With that in mind, Colin Farrell approached the role as a battle between emotional and intellectual and tried to maintain that balance. “It brings up issues of identity, ego, and super-ego – it’s fun to wade into that psychological pond a bit,” he says.
As part of his development of the character, Colin Farrell did some unusual things – including sleeping overnight in the Quaid Apartment set. “I just wanted to see what it was like to have an evening and then wake up in the morning in that space,” he says. “It was lovely, actually.”
“Colin really dedicated himself to this character,” says producer Neal H. Moritz. “He’s in just about every scene.
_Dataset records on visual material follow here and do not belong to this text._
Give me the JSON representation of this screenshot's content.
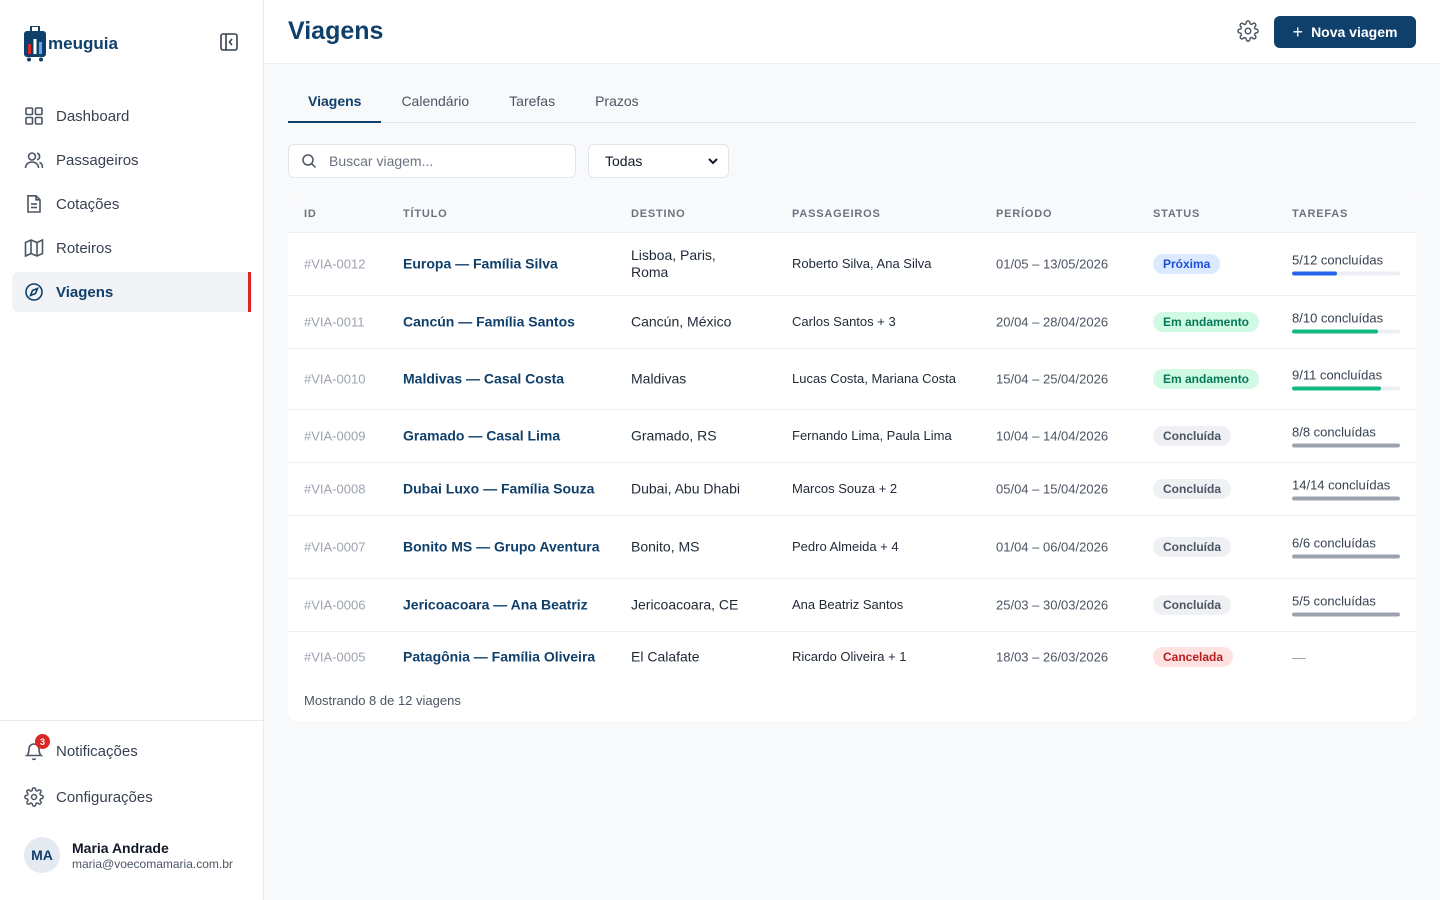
{
  "app": {
    "brand": "meuguia"
  },
  "sidebar": {
    "items": [
      {
        "label": "Dashboard",
        "icon": "grid-icon"
      },
      {
        "label": "Passageiros",
        "icon": "users-icon"
      },
      {
        "label": "Cotações",
        "icon": "document-icon"
      },
      {
        "label": "Roteiros",
        "icon": "map-icon"
      },
      {
        "label": "Viagens",
        "icon": "compass-icon",
        "active": true
      }
    ],
    "notifications": {
      "label": "Notificações",
      "count": "3"
    },
    "settings": {
      "label": "Configurações"
    },
    "user": {
      "initials": "MA",
      "name": "Maria Andrade",
      "email": "maria@voecomamaria.com.br"
    }
  },
  "header": {
    "title": "Viagens",
    "new_button": "Nova viagem"
  },
  "tabs": [
    "Viagens",
    "Calendário",
    "Tarefas",
    "Prazos"
  ],
  "filters": {
    "search_placeholder": "Buscar viagem...",
    "status_selected": "Todas"
  },
  "table": {
    "columns": [
      "ID",
      "TÍTULO",
      "DESTINO",
      "PASSAGEIROS",
      "PERÍODO",
      "STATUS",
      "TAREFAS"
    ],
    "rows": [
      {
        "id": "#VIA-0012",
        "title": "Europa — Família Silva",
        "dest": "Lisboa, Paris, Roma",
        "pass": "Roberto Silva, Ana Silva",
        "period": "01/05 – 13/05/2026",
        "status": "Próxima",
        "tasks": "5/12 concluídas",
        "progress": 0.42
      },
      {
        "id": "#VIA-0011",
        "title": "Cancún — Família Santos",
        "dest": "Cancún, México",
        "pass": "Carlos Santos + 3",
        "period": "20/04 – 28/04/2026",
        "status": "Em andamento",
        "tasks": "8/10 concluídas",
        "progress": 0.8
      },
      {
        "id": "#VIA-0010",
        "title": "Maldivas — Casal Costa",
        "dest": "Maldivas",
        "pass": "Lucas Costa, Mariana Costa",
        "period": "15/04 – 25/04/2026",
        "status": "Em andamento",
        "tasks": "9/11 concluídas",
        "progress": 0.82
      },
      {
        "id": "#VIA-0009",
        "title": "Gramado — Casal Lima",
        "dest": "Gramado, RS",
        "pass": "Fernando Lima, Paula Lima",
        "period": "10/04 – 14/04/2026",
        "status": "Concluída",
        "tasks": "8/8 concluídas",
        "progress": 1
      },
      {
        "id": "#VIA-0008",
        "title": "Dubai Luxo — Família Souza",
        "dest": "Dubai, Abu Dhabi",
        "pass": "Marcos Souza + 2",
        "period": "05/04 – 15/04/2026",
        "status": "Concluída",
        "tasks": "14/14 concluídas",
        "progress": 1
      },
      {
        "id": "#VIA-0007",
        "title": "Bonito MS — Grupo Aventura",
        "dest": "Bonito, MS",
        "pass": "Pedro Almeida + 4",
        "period": "01/04 – 06/04/2026",
        "status": "Concluída",
        "tasks": "6/6 concluídas",
        "progress": 1
      },
      {
        "id": "#VIA-0006",
        "title": "Jericoacoara — Ana Beatriz",
        "dest": "Jericoacoara, CE",
        "pass": "Ana Beatriz Santos",
        "period": "25/03 – 30/03/2026",
        "status": "Concluída",
        "tasks": "5/5 concluídas",
        "progress": 1
      },
      {
        "id": "#VIA-0005",
        "title": "Patagônia — Família Oliveira",
        "dest": "El Calafate",
        "pass": "Ricardo Oliveira + 1",
        "period": "18/03 – 26/03/2026",
        "status": "Cancelada",
        "tasks": "—",
        "progress": null
      }
    ],
    "footer": "Mostrando 8 de 12 viagens"
  },
  "status_styles": {
    "Próxima": {
      "bg": "#dbeafe",
      "fg": "#1d4ed8",
      "bar": "#2563eb"
    },
    "Em andamento": {
      "bg": "#d1fae5",
      "fg": "#047857",
      "bar": "#10b981"
    },
    "Concluída": {
      "bg": "#eef0f3",
      "fg": "#4b5563",
      "bar": "#9ca3af"
    },
    "Cancelada": {
      "bg": "#fee2e2",
      "fg": "#b91c1c",
      "bar": "#9ca3af"
    }
  }
}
There were many days that he was standing in the rain all day long, wet as can be, and still, every day after filming he’d either go to yoga or lift weights.”
Whenever possible, Colin Farrell performed his own stunts. The actor worked closely with stunt coordinator Andy Gill (“Fast Five”) and fight coordinator Jeff Imada (“The Twilight Saga: Breaking Dawn, Part 1”). “You get schooled when you come to work with them,” he says. “You get practical lessons that you’d never need to learn, if you weren’t doing this job.”